Saying "We" could do it is probably a bit ambitious, but stars collect hydrogen from space in gravitational collapse, and form into natural fusion reactors. The first step in stars like the Sun is the pp-n chain (diagrams from Structures of the Sky which contains more details), which creates helium from hydrogen
Variants of this process dominate in larger stars. In stars of mass greater than about 1.3 solar masses, the CNO cycle dominates. This is a catalytic process, in which protons are added to an atomic nucleus, which then decays releasing Helium.

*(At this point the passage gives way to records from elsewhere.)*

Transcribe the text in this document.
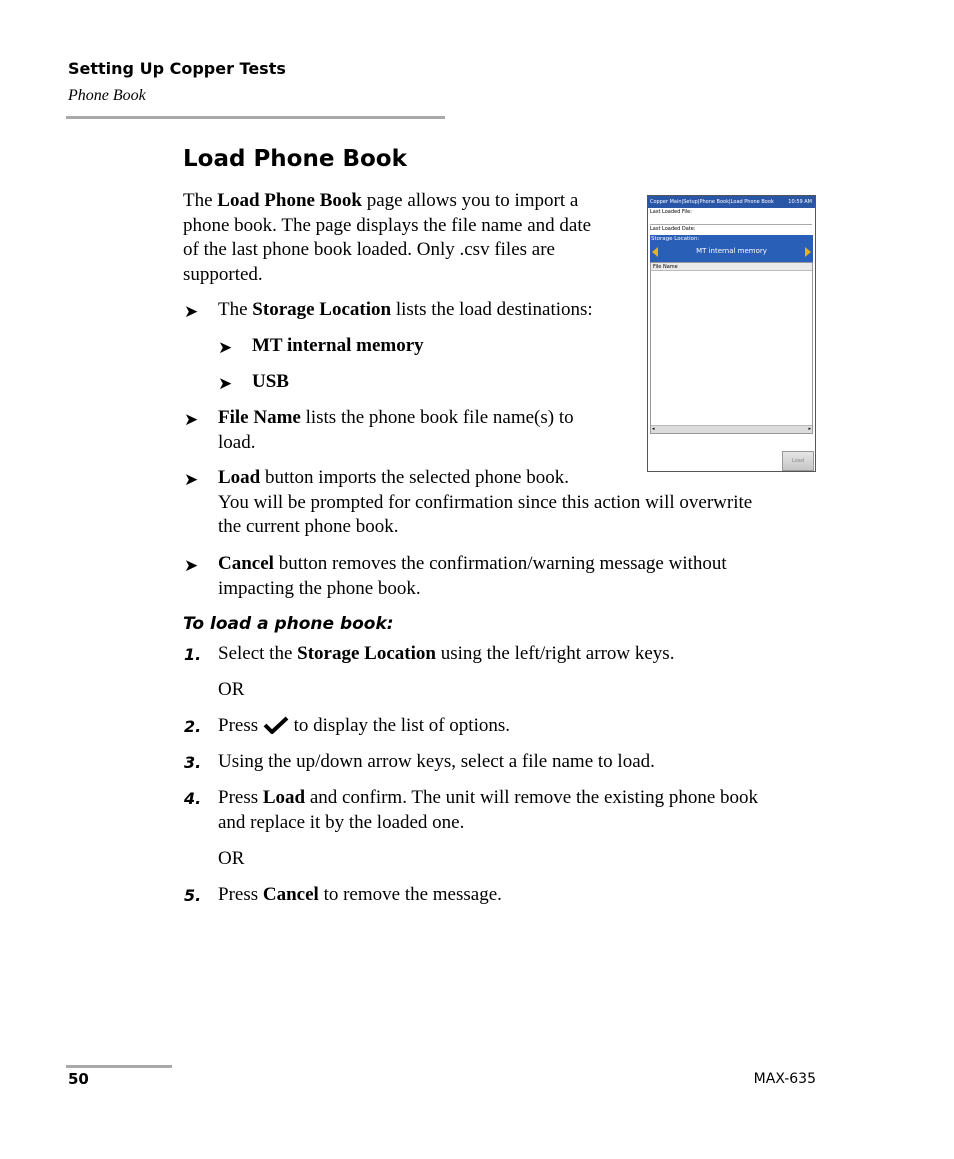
Setting Up Copper Tests
Phone Book
Load Phone Book
The Load Phone Book page allows you to import a
phone book. The page displays the file name and date
of the last phone book loaded. Only .csv files are
supported.
➤ The Storage Location lists the load destinations:
➤ MT internal memory
➤ USB
➤ File Name lists the phone book file name(s) to
load.
➤ Load button imports the selected phone book.
You will be prompted for confirmation since this action will overwrite
the current phone book.
➤ Cancel button removes the confirmation/warning message without
impacting the phone book.
To load a phone book:
1. Select the Storage Location using the left/right arrow keys.
OR
2. Press  to display the list of options.
3. Using the up/down arrow keys, select a file name to load.
4. Press Load and confirm. The unit will remove the existing phone book
and replace it by the loaded one.
OR
5. Press Cancel to remove the message.
Copper Main|Setup|Phone Book|Load Phone Book	10:59 AM
Last Loaded File:
Last Loaded Date:
Storage Location:
MT internal memory
File Name
◂	▸
Load
50	MAX-635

Subsequently, Helium burning initiates the alpha ladder
The alpha ladder adds further helium nuclei to create a range of heavier elements, known as alpha elements whose most abundant isotopes are integer multiples of four, the mass of the alpha particle or helium nucleus. The alpha ladder starts with carbon-12 and produces
oxygen-16, neon-20, magnesium-24, silicon-28, sulphur-32, argon-36, calcium-40, titanium-44, chromium-48 terminating at iron-52 since the further fusion of alpha particles consumes energy. This is the reason for the abundance of iron in the universe. Interactions above oxygen contribute little to the energy produced by stars.
These are the main processes in stars. Other elements can be made in less common processes, and in supernovae.